Monday, September 25, 2006

Stereochemistry


One of my reasons for writing this blog is to communicate with my sister. In particular, we’ve been shooting around the notion of doing an art/science project together, and this is a forum for ideas. To do a project, we need concept, and that requires looking into our lives to find the ways in which we reflect and contrast one another. It occurred to me that our project should be about non-superimposable mirror images, about things that seem the same but are opposites, and about things that are inside out and right side in. Take for example this picture. In this picture, my sister and I appear to have assumed the same pose, but not quite. My left leg is in the same position as her right leg, and her right arm is in the same position as my left arm. We even have injuries on opposite knees. One could say that we have not struck the same pose at all; we have assumed opposite poses. My pose is totally incompatible with her pose, or rather her pose is totally incompatible with mine.
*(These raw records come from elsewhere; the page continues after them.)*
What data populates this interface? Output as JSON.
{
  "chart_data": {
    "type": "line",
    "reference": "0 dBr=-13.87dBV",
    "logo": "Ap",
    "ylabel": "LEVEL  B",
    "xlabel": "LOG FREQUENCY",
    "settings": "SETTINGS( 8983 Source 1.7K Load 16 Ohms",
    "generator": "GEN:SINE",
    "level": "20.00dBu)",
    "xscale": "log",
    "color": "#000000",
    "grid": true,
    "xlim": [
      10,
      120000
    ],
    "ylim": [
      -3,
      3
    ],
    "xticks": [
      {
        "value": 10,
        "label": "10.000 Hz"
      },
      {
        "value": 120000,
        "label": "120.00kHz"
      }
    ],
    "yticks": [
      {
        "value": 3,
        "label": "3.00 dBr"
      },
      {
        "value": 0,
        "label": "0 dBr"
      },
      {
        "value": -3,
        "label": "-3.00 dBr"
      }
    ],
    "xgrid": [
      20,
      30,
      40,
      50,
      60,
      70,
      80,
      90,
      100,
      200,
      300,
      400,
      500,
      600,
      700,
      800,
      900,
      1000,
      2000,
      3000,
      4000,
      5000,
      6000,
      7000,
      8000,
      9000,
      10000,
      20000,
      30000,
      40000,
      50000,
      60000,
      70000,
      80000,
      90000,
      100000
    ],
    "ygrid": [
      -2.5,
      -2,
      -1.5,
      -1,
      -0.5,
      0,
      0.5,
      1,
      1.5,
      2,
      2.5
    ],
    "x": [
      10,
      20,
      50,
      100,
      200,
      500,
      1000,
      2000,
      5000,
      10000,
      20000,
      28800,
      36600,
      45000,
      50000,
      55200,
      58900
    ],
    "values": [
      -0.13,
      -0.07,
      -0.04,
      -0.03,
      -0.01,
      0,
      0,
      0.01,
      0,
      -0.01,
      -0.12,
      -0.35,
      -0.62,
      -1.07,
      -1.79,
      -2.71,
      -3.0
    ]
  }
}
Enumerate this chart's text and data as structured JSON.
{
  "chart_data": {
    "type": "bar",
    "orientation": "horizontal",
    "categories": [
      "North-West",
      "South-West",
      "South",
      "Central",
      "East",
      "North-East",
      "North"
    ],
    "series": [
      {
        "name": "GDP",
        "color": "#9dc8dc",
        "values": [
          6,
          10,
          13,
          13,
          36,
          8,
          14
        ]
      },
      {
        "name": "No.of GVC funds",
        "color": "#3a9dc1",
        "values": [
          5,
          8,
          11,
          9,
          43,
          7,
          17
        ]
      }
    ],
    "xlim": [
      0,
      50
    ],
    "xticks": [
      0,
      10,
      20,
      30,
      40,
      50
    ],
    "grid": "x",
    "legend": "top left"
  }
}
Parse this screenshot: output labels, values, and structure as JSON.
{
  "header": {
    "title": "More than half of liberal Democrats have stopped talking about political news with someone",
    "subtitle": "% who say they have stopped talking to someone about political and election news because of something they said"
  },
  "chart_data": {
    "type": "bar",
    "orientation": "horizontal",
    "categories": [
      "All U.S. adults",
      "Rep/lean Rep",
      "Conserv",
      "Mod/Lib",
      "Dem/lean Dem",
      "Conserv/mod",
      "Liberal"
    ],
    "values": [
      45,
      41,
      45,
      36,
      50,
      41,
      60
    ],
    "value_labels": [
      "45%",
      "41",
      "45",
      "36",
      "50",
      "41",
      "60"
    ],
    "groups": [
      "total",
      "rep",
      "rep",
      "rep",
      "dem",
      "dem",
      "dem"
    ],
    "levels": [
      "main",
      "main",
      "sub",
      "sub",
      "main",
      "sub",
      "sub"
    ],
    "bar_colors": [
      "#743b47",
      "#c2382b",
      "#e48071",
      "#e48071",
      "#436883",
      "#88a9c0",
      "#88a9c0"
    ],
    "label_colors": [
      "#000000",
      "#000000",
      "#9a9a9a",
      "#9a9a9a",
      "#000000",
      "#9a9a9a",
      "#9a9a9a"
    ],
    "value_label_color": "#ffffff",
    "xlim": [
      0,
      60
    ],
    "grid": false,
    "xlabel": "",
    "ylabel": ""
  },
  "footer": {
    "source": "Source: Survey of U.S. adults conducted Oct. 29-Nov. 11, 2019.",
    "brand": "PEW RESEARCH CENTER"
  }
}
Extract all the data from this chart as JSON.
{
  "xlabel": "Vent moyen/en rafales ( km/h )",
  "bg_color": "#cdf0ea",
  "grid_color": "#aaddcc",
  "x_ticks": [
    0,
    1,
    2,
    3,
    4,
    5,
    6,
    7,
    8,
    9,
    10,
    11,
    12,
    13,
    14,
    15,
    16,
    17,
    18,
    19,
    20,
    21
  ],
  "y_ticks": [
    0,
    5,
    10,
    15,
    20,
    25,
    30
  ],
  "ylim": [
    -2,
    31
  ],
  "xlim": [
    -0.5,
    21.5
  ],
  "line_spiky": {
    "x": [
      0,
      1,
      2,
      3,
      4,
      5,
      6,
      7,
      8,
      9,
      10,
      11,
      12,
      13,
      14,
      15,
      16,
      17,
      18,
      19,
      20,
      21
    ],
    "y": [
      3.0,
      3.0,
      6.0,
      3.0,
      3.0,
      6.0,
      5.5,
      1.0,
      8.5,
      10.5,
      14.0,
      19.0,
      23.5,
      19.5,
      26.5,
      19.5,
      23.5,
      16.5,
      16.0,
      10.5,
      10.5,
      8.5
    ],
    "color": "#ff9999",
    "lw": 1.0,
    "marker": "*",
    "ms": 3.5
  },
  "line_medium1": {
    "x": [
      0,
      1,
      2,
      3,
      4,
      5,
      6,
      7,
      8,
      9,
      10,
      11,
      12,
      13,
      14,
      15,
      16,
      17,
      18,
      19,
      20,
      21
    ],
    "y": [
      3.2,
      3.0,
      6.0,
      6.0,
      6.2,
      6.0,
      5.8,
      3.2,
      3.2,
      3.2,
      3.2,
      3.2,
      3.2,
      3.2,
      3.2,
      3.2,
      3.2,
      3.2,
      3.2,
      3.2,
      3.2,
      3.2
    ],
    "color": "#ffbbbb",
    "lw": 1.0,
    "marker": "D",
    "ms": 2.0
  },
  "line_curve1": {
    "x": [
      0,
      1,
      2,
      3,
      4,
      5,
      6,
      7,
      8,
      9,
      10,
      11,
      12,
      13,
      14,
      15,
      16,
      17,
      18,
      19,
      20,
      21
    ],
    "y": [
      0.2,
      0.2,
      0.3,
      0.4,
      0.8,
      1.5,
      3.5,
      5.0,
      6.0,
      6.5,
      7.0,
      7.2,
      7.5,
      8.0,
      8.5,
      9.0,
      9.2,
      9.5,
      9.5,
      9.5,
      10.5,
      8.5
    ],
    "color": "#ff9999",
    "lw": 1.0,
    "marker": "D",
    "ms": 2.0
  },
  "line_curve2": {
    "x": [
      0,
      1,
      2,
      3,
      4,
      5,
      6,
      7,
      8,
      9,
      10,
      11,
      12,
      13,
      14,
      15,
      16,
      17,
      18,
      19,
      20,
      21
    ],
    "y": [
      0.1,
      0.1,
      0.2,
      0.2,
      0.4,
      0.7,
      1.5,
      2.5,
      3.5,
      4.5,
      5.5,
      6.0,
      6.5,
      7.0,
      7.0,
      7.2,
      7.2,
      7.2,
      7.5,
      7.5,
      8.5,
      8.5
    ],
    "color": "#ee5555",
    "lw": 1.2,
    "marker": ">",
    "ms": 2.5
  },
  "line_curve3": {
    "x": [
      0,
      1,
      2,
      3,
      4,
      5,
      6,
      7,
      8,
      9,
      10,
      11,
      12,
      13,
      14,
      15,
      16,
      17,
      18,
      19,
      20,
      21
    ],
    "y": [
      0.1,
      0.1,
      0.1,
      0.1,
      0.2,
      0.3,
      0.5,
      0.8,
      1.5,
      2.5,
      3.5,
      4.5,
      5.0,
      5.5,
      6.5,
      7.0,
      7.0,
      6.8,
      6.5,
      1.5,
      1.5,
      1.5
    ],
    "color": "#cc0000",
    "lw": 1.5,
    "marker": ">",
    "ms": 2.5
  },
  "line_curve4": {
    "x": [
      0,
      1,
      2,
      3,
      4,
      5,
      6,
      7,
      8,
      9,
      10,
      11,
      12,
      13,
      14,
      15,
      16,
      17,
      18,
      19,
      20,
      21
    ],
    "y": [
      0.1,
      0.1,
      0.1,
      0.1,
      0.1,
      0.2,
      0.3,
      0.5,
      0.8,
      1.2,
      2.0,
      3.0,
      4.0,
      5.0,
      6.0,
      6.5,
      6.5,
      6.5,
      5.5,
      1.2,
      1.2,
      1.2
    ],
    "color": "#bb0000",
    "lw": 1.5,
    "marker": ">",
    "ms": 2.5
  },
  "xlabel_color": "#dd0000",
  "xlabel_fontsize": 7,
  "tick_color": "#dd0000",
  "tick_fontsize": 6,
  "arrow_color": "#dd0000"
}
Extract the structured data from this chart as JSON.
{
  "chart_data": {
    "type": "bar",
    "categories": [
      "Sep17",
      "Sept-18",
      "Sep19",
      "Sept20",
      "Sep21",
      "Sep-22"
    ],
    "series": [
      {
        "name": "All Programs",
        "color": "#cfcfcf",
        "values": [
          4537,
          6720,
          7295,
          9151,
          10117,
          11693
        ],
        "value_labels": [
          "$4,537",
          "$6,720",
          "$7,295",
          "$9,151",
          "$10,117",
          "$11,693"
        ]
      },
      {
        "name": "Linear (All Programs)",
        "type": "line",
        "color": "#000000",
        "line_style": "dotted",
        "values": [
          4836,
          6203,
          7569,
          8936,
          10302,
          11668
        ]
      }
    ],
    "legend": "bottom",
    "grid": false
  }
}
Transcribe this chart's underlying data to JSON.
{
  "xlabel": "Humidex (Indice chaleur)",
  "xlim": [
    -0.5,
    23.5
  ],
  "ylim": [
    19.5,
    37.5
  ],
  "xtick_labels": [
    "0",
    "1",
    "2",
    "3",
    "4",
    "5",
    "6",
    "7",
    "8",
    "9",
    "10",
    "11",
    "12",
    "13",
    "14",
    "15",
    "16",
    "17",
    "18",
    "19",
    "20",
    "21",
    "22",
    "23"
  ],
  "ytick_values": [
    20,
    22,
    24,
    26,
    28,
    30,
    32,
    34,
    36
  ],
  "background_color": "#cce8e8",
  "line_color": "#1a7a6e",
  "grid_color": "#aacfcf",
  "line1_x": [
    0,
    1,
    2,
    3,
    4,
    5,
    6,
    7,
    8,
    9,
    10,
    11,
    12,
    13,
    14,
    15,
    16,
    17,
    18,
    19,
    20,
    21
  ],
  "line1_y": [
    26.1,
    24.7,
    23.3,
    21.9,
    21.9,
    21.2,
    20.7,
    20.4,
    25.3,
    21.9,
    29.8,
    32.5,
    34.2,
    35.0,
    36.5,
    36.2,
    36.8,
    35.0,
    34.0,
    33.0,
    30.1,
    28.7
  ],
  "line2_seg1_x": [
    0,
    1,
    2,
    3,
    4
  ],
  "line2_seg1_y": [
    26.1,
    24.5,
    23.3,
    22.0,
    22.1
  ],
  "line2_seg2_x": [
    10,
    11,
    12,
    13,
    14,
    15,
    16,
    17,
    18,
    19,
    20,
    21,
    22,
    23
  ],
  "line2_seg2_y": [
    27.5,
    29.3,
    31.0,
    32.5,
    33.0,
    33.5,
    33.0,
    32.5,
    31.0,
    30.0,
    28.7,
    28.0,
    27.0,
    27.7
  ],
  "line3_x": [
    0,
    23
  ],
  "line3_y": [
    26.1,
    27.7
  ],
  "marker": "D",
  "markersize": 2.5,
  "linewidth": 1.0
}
We are related as non-superimposable mirror images. My image is a reflection of hers. This happens everywhere. For example, Luis Pasteur discovered that tartaric acid forms two unique crystals, which are mirror images of one another. One consequence of nature is that only one type of crystal is used. Tartaric acid has a stereocenter, meaning that it has a center of asymmetry. As a result, it can have “Regina stereochemistry” or “Ginevra stereochemistry.” Nature has opted to use only one flavor of stereochemistry. It is kind of like a world in which only right hands exist, and no left hands. This is a result of nature’s tendency towards repetition and self-recognition. (To extend the analogy to its limits, it is easiest for two people to shake hands if both people extend their right hands.)

This whole thing is about seeing each other eye to eye, (that is, left eye to right eye and right eye to left eye). It is about having a more complete view of the world by accepting the things that make us distinct and the things that tie us together. Our project can entail assembling images that reflect this duality and how this duality is true to nature and defies nature.